There is no energy cut off test for calculations that employ atomic basis sets, in general: the calculation is well-defined with just the atomic basis set.
For comparison, the Gaussian-basis PySCF program implements four ways to compute the Coulomb interactions in crystalline systems:
- Gaussian-basis density fitting
- mixed Gaussian-plane wave density fitting
- plane-wave density fitting
- exact Gaussian integrals through a range separated approach (https://arxiv.org/abs/2012.07929)
As to your question, SIESTA employs pseudopotentials, and option 3 is what they use. If you look at the newest paper on the code, J. Chem. Phys. 152, 204108 (2020)

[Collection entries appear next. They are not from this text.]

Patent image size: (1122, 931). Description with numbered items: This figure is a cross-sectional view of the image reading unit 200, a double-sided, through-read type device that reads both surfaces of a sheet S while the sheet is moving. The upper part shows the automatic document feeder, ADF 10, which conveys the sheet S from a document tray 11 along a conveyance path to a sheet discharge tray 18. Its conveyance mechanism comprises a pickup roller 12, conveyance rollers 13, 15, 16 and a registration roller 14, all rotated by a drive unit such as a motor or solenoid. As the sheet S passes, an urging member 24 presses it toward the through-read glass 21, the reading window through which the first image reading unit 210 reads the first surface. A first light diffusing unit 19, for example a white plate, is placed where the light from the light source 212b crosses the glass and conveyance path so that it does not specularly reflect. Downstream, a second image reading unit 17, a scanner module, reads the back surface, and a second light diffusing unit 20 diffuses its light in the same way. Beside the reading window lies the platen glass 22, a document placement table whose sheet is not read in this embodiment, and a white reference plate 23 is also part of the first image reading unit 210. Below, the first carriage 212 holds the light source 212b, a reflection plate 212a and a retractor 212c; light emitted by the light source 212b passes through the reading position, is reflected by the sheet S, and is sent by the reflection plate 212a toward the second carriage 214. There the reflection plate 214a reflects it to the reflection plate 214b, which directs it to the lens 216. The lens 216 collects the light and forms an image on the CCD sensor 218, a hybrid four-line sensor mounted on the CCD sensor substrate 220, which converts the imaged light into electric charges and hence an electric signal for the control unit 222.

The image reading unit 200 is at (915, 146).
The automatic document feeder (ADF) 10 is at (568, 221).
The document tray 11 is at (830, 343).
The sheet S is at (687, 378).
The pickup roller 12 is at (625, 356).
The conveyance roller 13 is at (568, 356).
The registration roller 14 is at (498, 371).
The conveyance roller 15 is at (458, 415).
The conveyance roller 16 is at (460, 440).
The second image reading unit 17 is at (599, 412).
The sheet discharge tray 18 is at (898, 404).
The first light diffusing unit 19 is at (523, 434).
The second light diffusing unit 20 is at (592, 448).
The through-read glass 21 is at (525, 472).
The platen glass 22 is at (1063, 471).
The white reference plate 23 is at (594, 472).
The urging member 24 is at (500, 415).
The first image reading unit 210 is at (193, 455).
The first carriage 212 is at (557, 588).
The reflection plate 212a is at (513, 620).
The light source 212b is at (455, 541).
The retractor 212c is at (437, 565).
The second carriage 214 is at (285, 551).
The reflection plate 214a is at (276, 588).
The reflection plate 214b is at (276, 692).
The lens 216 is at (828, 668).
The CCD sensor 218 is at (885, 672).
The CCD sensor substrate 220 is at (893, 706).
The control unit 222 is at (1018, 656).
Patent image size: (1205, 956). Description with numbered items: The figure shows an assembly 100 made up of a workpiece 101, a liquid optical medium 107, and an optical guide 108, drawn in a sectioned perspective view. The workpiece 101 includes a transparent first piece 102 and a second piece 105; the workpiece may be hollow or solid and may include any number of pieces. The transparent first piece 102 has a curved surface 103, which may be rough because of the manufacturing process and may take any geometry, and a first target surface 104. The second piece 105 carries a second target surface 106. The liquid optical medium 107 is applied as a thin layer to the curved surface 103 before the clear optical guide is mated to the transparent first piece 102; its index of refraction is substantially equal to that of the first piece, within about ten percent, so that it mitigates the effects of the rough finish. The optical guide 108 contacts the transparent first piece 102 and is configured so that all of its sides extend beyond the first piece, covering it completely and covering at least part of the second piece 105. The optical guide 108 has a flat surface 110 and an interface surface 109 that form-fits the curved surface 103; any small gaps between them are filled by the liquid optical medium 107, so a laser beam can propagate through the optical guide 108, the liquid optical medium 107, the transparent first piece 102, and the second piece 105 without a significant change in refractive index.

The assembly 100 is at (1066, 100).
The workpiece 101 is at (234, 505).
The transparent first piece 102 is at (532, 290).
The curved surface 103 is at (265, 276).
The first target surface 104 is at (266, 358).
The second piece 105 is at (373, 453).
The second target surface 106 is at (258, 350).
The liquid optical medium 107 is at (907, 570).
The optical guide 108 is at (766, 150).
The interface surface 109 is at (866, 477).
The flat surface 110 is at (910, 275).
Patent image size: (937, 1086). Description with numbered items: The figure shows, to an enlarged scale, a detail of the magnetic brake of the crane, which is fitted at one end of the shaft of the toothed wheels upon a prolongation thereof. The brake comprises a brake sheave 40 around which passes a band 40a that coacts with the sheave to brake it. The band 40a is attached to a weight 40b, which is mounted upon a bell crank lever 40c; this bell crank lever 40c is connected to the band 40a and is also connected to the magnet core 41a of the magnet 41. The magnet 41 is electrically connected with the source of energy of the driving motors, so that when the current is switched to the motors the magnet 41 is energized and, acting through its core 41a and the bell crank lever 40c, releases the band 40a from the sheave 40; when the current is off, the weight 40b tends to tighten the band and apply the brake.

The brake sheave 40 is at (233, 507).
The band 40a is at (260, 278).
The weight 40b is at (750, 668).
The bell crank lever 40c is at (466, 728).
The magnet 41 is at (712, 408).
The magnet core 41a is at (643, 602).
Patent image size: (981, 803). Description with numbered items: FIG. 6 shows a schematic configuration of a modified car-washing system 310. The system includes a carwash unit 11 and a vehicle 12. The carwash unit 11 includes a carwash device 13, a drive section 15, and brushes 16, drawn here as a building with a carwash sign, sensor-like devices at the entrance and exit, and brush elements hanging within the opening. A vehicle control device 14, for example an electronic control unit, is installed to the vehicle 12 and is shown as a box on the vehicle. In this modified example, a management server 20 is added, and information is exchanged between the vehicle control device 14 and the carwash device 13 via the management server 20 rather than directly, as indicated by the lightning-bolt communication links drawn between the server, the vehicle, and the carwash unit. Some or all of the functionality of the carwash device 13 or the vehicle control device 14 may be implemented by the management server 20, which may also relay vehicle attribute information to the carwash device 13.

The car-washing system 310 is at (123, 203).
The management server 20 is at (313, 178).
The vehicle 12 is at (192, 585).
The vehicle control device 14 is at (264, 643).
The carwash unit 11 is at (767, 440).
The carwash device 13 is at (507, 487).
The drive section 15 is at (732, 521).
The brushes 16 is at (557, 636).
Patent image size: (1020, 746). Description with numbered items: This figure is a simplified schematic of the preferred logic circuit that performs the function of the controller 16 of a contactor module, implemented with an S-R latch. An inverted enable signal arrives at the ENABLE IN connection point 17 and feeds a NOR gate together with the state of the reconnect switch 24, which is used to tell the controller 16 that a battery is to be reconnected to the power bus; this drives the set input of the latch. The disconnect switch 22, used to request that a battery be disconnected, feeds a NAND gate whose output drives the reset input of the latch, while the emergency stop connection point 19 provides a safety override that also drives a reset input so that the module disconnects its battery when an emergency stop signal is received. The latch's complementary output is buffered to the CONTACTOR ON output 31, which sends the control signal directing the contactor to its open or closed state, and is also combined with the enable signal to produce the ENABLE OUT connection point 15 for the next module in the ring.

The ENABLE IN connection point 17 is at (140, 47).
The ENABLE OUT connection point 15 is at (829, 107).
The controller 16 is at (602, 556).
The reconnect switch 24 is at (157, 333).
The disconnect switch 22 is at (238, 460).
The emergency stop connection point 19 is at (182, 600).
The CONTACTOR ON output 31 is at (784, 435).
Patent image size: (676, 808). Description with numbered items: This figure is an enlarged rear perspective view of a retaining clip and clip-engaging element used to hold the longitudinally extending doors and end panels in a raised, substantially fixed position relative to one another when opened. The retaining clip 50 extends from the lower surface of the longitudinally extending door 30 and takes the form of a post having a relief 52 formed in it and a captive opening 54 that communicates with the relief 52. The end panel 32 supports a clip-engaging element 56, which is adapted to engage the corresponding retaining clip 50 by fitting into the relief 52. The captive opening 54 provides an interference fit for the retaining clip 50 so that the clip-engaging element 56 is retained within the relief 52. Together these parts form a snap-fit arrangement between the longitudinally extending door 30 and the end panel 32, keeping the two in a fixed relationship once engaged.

The auxiliary real-space grid is an essential ingredient of the method as it allows the efficient representation of charge densities and potentials as well as the computation of the matrix elements of the Hamiltonian that cannot be handled as two-center integrals. This grid can be seen as the reciprocal space of a set of plane waves, and its fineness is most conveniently parameterized by an energy cutoff (the “density” cutoff of plane-wave methods). There are limits to the softness of the functions that can be described with such a grid, so core electrons are not considered (although semi-core electrons usually
are), and their effect is incorporated into pseudopotentials. The real-space grid is also used to solve the Poisson equation involved in the computation of the electrostatic potential from the charge density through the use of a fast-Fourier-transform method. This means that SIESTA uses periodic boundary conditions (PBC). Non-periodic systems, such as molecules, tubes, or slabs, are treated using appropriate supercells.
This means that the plane-wave cutoff in SIESTA affects the evaluation of the Coulomb interaction. The higher the cutoff, the better SIESTA is able to describe the interaction of the atomic basis functions. With $E_\text{cut} \to \infty$ you recover the exact solution in the used atomic basis set.